Tuesday, September 19, 2006

More on math

It's been math-o-rama in the edusphere since the US National Council of Teachers of Math's release of its new math curriculum recommendations last week. As predicted, aftershocks have ensued:
  • Ken de Rosa at D-Ed Reckoning deconstructs and analyzes that editorial in his typical, pithy style -- worth a read.
  • Kitchen Table Math points out that while the mind may be willing, the NCTM's heart is weak, noting the NCTM's executive director is already backtracking on the issue. (Click here to hear the podcast of San Francisco Chronicle's Debra J. Saunders describing her brief conversation with the NCTM's director. It's really interesting, but sad too.)
What are the options to "Fuzzy Math"? The programs I've seen floated include Singapore Math (click here for info, and have a look at the placement tests), Saxon Math, and Connecting Math Concepts.

But take all of this with a grain of salt: See the What Works Clearinghouse (a research database sponsored by the US Department of Education's Institute of Educational Sciences) for analyses of several different math programs for elementary and middle schools. The research on all is pretty underwhelming.

Clearly, we're only witnessing the beginning of this debate.


At 7:51 PM, Blogger KDeRosa said...

Most of the research on WWC are middle school programs. SM, Saxon, and CMC are mostly elementary school programs. CMC does have some research support (a lot if you count all the research on its very similar predecessor DISTAR arithmetic) for k-3 and k-5. I don't know of any research conducted on SM in the US, though it is phenomenally sucessful in Singapore. Saxon has some research too.
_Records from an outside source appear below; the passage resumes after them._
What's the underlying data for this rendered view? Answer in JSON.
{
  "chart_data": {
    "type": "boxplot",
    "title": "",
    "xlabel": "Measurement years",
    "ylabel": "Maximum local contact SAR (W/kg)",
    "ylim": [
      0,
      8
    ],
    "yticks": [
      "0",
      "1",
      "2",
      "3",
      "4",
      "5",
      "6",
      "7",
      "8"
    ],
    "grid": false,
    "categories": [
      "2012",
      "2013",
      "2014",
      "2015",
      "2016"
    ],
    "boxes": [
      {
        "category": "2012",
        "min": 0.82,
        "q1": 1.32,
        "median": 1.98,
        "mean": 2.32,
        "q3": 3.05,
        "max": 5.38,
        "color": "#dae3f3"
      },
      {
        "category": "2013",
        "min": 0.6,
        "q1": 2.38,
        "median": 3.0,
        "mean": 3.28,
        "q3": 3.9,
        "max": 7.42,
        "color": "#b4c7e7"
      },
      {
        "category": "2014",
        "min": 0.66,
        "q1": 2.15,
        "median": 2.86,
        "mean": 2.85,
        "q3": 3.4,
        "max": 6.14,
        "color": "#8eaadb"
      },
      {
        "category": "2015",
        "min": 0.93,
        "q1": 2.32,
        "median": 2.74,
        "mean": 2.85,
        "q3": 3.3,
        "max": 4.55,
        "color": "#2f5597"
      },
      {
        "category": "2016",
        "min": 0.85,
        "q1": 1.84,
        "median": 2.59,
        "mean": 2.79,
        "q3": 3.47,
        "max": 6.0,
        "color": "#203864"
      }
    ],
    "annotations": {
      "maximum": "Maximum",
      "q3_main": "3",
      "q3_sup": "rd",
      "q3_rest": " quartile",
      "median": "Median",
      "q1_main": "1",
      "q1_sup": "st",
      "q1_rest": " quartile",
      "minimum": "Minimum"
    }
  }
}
We'll have to wait until the WWC evaluates these programs at the elementary school level.

At 9:04 PM, Blogger Cheryl van Tilburg said...

Wow, Ken de Rosa is in the house! (Okay, now my daughter's really going to die of embarrassment... it's gangsta mom.)

Thanks for all the excellent info on the research on these math programs. Since we're only an hour or so away from Singapore, I'm going to dig around and see if there's any literature on the SM program there.

Thanks for checking in to our little blog, Ken.